Methods: Hundred-ten PCS patients (49.3±11.8 years, 38% women, time after infection=260.2±127.5 days) underwent detailed clinical screening including symptom-limited cardiopulmonary exercise testing at admission and after 4-6 weeks of inpatient medical rehabilitation. Questionnaires were used to assess disease perception. Patients performed controlled isocaloric cycle ergometer training (3-5 sessions/week, 18 min) as either continuous training (CT) at 50% of maximal workload or as interval training (IT, load=60%, relief=30%). Outcomes of PCS patients were compared to coronary artery disease patients (CAD, n=96) to evaluate overall training effectiveness.

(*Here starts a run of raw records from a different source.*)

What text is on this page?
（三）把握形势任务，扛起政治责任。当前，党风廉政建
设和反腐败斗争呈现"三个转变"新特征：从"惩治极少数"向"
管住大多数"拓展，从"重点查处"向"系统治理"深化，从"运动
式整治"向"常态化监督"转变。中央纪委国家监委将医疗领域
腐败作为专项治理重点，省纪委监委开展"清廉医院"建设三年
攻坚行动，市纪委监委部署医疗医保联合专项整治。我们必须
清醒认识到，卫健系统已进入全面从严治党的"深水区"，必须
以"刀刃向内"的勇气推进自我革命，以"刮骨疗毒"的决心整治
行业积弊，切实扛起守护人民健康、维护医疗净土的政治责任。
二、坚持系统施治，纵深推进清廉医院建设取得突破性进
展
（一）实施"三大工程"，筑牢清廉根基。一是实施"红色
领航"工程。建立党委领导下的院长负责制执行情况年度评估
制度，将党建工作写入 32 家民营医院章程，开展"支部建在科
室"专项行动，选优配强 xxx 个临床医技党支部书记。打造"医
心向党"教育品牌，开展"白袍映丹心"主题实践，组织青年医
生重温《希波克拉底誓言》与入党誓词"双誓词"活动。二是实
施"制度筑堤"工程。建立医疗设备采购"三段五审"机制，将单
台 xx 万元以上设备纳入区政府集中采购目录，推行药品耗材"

Results: Training participation was comparable between both groups with no indication of training-specific exercise-induced fatigue. Overall, PCS patients improved significantly by a mean of 6.8±12.1% for W at VT1, 3.1±10.0% for VO2 at VT1, 5.5±14.7% for O2-pulse at VT1, 7.5±15.0% for W at VO2peak, 2.7±11.0% for VO2peak and 4.6±12.4% for O2-pulse at VO2peak (all p<0.05) with no significant differences between groups (p>0.05). Both groups showed reduced levels of fatigue, anxiety and depression as well as improved quality of life and wellbeing (all p<0.05). Compared to guideline-based cardiac rehabilitation, PCS patients showed a similar improvement in workload and oxygen uptake compared to CAD patients.
Conclusion: PCS patients benefit from aerobic endurance training, performed as moderate continuous or interval training as part of a medical rehabilitation program in terms of improved physical exercise capacity and disease perception. Results for PCS patients are comparable to guideline-based rehabilitation of CAD patients.